Moreover, the Privy Council is not entrenched and the retention of its jurisdiction is not only subject to the will and pleasure of non-Caribbean politicians, but can be abolished by ordinary legislation.
The second point raised is that any Caribbean government can withdraw from the CCJ by giving three years' notice. It is very unlikely that there will be any spate of withdrawals in the future. The fact is that Jamaica can now withdraw from or be denied access to the Privy Council by ordinary legislation, and so can several other Caribbean states. It should be noted that the Caribbean states which are now parties to the agreement cannot withdraw the financial contribution they have already made.

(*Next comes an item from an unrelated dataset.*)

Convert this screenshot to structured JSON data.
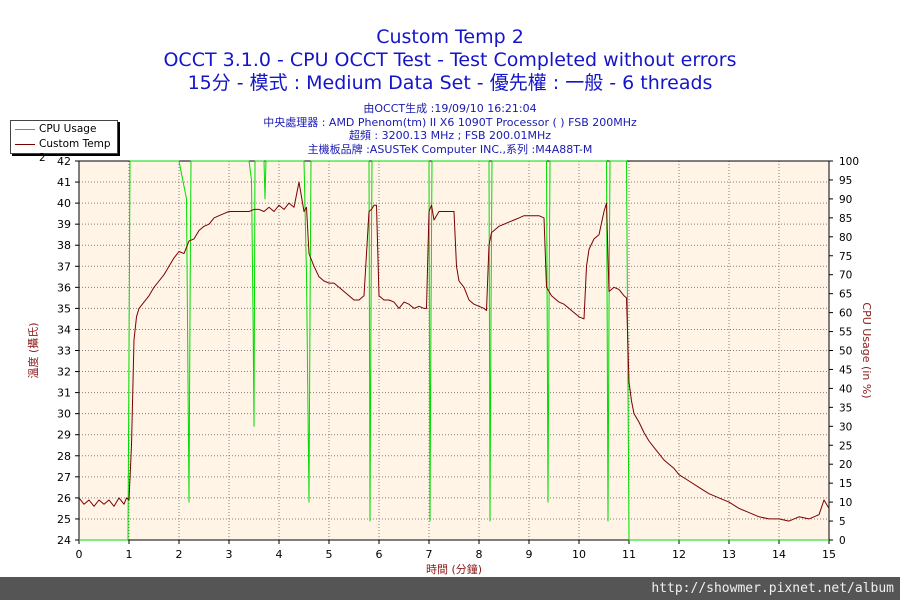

The question was asked as to whether Jamaican people want the CCJ. A parallel question should be whether the Jamaican people want the Privy Council. What do the senators wish? More important, what do they consider to be in the best interest of the Jamaican people? Is it the case that after 50 years of Independence and 10 years of existence of the CCJ, our legislators do not have any idea what the Jamaican people want, and are not prepared to say what is in the best interest of the people of Jamaica?
The question of the enforcement of CCJ judgements has been raised by reference to the Shanique Myrie case.
This is due to a lack of understanding of the fact that the CCJ has an original jurisdiction in relation to regional treaty provisions. In this respect, it is an international court that is administering international law where the enforcement of judgements poses peculiar challenges.
In any event, it should be noted that in the Myrie case, the award of compensation was paid and the issue of delays relates to costs. The attorneys for Myrie did not invoke the prescribed procedure for taxation of costs until one year had elapsed, presumably because they were in negotiations with the Barbados government and hoped for a settlement. Insofar as the appellate jurisdiction is concerned, the CCJ would be in the same position as the Privy Council and its judgements would be enforceable as part of the domestic legal system.